Obwohl ihr Einsatz inzwischen seit mehreren Jahren EU-weit verboten ist, landen bestimmte Neonicotinoide weiterhin Jahr für Jahr auf europäischen Äckern. Dabei dürfen die Insektengifte aus gutem Grund nicht mehr eingesetzt werden: Sie sind besonders gefährlich für Bienen und andere Bestäuber. Doch indem sogenannte Notfallzulassungen erteilt werden, umgehen viele Mitgliedstaaten das Verbot. Damit ist jetzt per Urteil des Europäischen Gerichtshofs zu Neonicotinoiden (EuGH) vom 19.1.2023 Schluss.

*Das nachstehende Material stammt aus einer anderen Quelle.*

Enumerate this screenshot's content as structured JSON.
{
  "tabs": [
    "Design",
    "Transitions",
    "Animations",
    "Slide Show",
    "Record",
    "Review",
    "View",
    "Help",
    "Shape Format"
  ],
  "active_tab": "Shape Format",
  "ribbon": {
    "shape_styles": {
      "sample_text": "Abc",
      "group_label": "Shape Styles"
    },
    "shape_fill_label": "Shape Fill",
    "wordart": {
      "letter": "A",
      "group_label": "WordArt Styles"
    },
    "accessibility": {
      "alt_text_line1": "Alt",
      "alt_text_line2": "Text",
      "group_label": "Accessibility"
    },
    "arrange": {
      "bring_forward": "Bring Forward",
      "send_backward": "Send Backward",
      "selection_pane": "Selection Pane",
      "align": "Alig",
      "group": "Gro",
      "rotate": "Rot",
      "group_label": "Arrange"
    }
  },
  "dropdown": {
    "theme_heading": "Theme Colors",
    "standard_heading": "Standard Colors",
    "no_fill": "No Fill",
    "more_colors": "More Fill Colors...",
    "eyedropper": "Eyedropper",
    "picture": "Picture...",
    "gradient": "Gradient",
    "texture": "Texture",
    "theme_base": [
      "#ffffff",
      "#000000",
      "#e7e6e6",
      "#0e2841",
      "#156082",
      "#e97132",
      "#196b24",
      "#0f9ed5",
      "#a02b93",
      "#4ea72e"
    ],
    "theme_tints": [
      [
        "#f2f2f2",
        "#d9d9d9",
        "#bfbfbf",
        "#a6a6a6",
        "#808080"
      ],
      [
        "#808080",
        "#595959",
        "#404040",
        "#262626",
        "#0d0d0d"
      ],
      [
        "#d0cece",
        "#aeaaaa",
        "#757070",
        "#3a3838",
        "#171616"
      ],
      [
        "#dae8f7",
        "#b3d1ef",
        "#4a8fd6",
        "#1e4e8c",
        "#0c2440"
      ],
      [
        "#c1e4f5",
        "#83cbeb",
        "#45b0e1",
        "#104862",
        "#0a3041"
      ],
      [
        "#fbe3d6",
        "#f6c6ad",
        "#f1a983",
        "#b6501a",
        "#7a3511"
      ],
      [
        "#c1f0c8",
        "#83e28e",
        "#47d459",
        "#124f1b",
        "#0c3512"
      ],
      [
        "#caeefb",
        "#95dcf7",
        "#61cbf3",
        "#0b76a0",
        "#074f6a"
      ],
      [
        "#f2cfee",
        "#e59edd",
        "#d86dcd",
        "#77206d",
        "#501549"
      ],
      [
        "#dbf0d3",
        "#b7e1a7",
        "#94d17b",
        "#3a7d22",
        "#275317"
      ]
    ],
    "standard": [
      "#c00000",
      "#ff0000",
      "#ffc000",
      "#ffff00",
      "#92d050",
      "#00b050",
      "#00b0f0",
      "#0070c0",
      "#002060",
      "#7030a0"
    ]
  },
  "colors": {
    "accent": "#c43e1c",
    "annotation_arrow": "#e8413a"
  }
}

Der EuGH beruft sich in seinem Urteil unter anderem auf das europäische Vorsorgeprinzip und stellt klar, dass bei der Erteilung einer Pestizidzulassung die Gesundheit von Mensch und Tier sowie der Schutz der Umwelt wichtiger sind als das Ziel, die Pflanzenproduktion zu verbessern. Das Gericht betont außerdem, dass die EU-Mitgliedstaaten verpflichtet sind, alle erforderlichen Maßnahmen zu ergreifen, um die Bekämpfung von Schädlingen mit geringem Pestizideinsatz zu fördern. Das bedeutet: Wo immer es möglich ist, müssen nicht-chemische Methoden genutzt werden. Bei der professionellen Anwendung sollen Praktiken und Produkte mit dem geringsten Risiko für die menschliche Gesundheit und die Umwelt genutzt werden.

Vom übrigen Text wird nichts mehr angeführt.